BayesTEEstimator

BayesTEEstimator#

class infomeasure.estimators.transfer_entropy.BayesTEEstimator(source, dest, *, cond=None, alpha: float | str, K: int = None, prop_time: int = 0, step_size: int = 1, src_hist_len: int = 1, dest_hist_len: int = 1, cond_hist_len: int = 1, offset: int = None, base: int | float | str = 'e', **kwargs)[source]

Bases: BaseBayesTEEstimator, TransferEntropyEstimator

Estimator for the Bayes transfer entropy.

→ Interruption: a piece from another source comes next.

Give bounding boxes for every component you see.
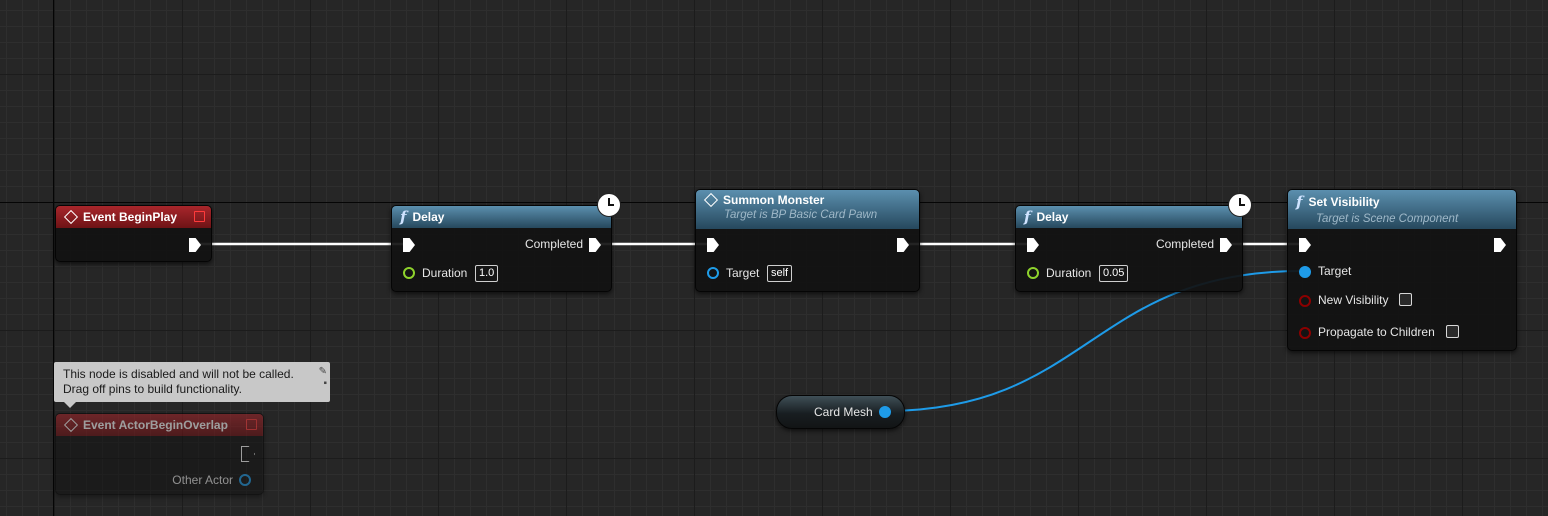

Bayesian transfer entropy estimator using Dirichlet prior with concentration parameter α. Provides principled handling of sparse data through Bayesian probability estimates.

Attributes:
source, destarray_like

The source (X) and dest (Y) data used to estimate the transfer entropy.

alphafloat | str

The concentration parameter α of the Dirichlet prior. Either a float or a string specifying the choice of concentration parameter.

Kint, optional

The support size. If not provided, uses the observed support size.

prop_timeint, optional

Number of positions to shift the data arrays relative to each other (multiple of step_size). Delay/lag/shift between the variables, representing propagation time. Assumed time taken by info to transfer from source to destination. Alternatively called offset.

step_sizeint, optional

Step size between elements for the state space reconstruction.

src_hist_len, dest_hist_lenint, optional

Number of past observations to consider for the source and destination data.

See also

infomeasure.estimators.entropy.bayes.BayesEntropyEstimator

Bayesian entropy estimator with Dirichlet prior.

Notes

This estimator uses Bayesian probability estimates with a Dirichlet prior to compute transfer entropy through the entropy combination formula.

Note that the entropy combination formula is used (_generic_te_from_entropy) not a dedicated implementation as other TE might have.